Wahlkampf Obamas illegale Tante

Böse Überraschung für Obama: Ausgerechnet drei Tage vor der Wahl wird bekannt, dass sein "Tantchen Zeituni" sich illegal in den Staaten aufhält. Ihr Asylantrag wurde bereits vor vier Jahren abgelehnt. Vom Status seiner Tante will Obama jedoch nichts gewusst haben - und zahlt ihr Geld zurück.


Washington - Präsidentschaftskandidat Barack Obama wird kurz vor der Wahl von seiner Familiengeschichte eingeholt: Eine aus Kenia stammende Tante lebt nach Informationen der Nachrichtenagentur AP seit Jahren illegal in den USA. Trotz eines 2004 abgelehnten Asylantrags sei Zeituni Onyango im Land geblieben, teilten Gewährsleute mit. Das Wahlkampfteam des Demokraten erklärte am Samstag, Senator Obama wisse nichts über ihren Aufenthaltstatus. Natürlich sei er dafür, dass "allen entsprechenden Gesetzen Folge geleistet wird".

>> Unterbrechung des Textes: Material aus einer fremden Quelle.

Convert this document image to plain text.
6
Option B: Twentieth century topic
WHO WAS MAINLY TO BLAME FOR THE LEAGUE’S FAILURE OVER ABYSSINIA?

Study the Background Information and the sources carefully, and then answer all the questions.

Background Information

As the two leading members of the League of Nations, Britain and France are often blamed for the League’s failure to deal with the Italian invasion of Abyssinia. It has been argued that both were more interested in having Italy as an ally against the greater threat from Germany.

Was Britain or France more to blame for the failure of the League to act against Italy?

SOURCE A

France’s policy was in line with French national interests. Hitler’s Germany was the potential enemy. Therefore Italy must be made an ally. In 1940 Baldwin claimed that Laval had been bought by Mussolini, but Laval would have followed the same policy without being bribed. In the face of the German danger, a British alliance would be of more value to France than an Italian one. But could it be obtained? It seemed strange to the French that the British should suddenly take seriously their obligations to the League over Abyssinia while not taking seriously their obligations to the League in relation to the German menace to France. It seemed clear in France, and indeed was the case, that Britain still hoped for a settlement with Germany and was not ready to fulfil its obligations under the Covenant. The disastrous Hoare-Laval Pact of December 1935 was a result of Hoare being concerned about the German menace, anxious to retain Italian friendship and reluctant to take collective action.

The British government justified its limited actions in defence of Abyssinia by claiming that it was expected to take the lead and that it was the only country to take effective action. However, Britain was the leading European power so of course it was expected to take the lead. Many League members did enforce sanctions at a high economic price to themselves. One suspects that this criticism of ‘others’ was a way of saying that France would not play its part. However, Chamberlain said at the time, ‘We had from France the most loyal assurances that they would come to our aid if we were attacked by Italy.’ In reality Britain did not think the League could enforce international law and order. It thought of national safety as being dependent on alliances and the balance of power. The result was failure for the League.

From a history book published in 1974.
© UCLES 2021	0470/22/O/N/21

Sozialwohnung in Boston: Abschiebungen vor der Wahl nur noch mit höchster Genehmigung
AP

Sozialwohnung in Boston: Abschiebungen vor der Wahl nur noch mit höchster Genehmigung

Unterdessen gab Obamas Wahlkampfteam bekannt, dass man Zeituni Onyango 260 Dollar an Spendegeldern zurückzahlen werde. Das US-Wahlrecht verbietet Ausländern politische Spenden. Immer wieder hatte sie kleinere Summen für die Wahlkampagne ihres Neffen gespendet, zuletzt fünf Dollar am 19. September.

Die 56-Jährige, die Obama in seiner Autobiografie "Tantchen Zeituni" nennt, soll in einer Sozialwohnung in Boston im US-Staat Massachusetts leben. Onyangos Weigerung, das Land zu verlassen, wäre ein Verstoß gegen das Einwanderungsgesetz. Derartige Vergehen werden aber für gewöhnlich nicht strafrechtlich verfolgt. Schätzungen zufolge leben mehr als zehn Millionen solcher Immigranten ohne Erlaubnis in den Vereinigten Staaten.

Wahl angeblich kein Motiv für Enthüllung

Die Geschichte Onyangos wurde der AP am Freitagabend (Ortszeit) von einer mit der Angelegenheit vertrauten Person berichtet, die nicht namentlich genannt werden wollte. Zwei verschiedene Quellen bestätigten die Informationen. Der Fall soll auch Regierungsbeamten bekannt sein.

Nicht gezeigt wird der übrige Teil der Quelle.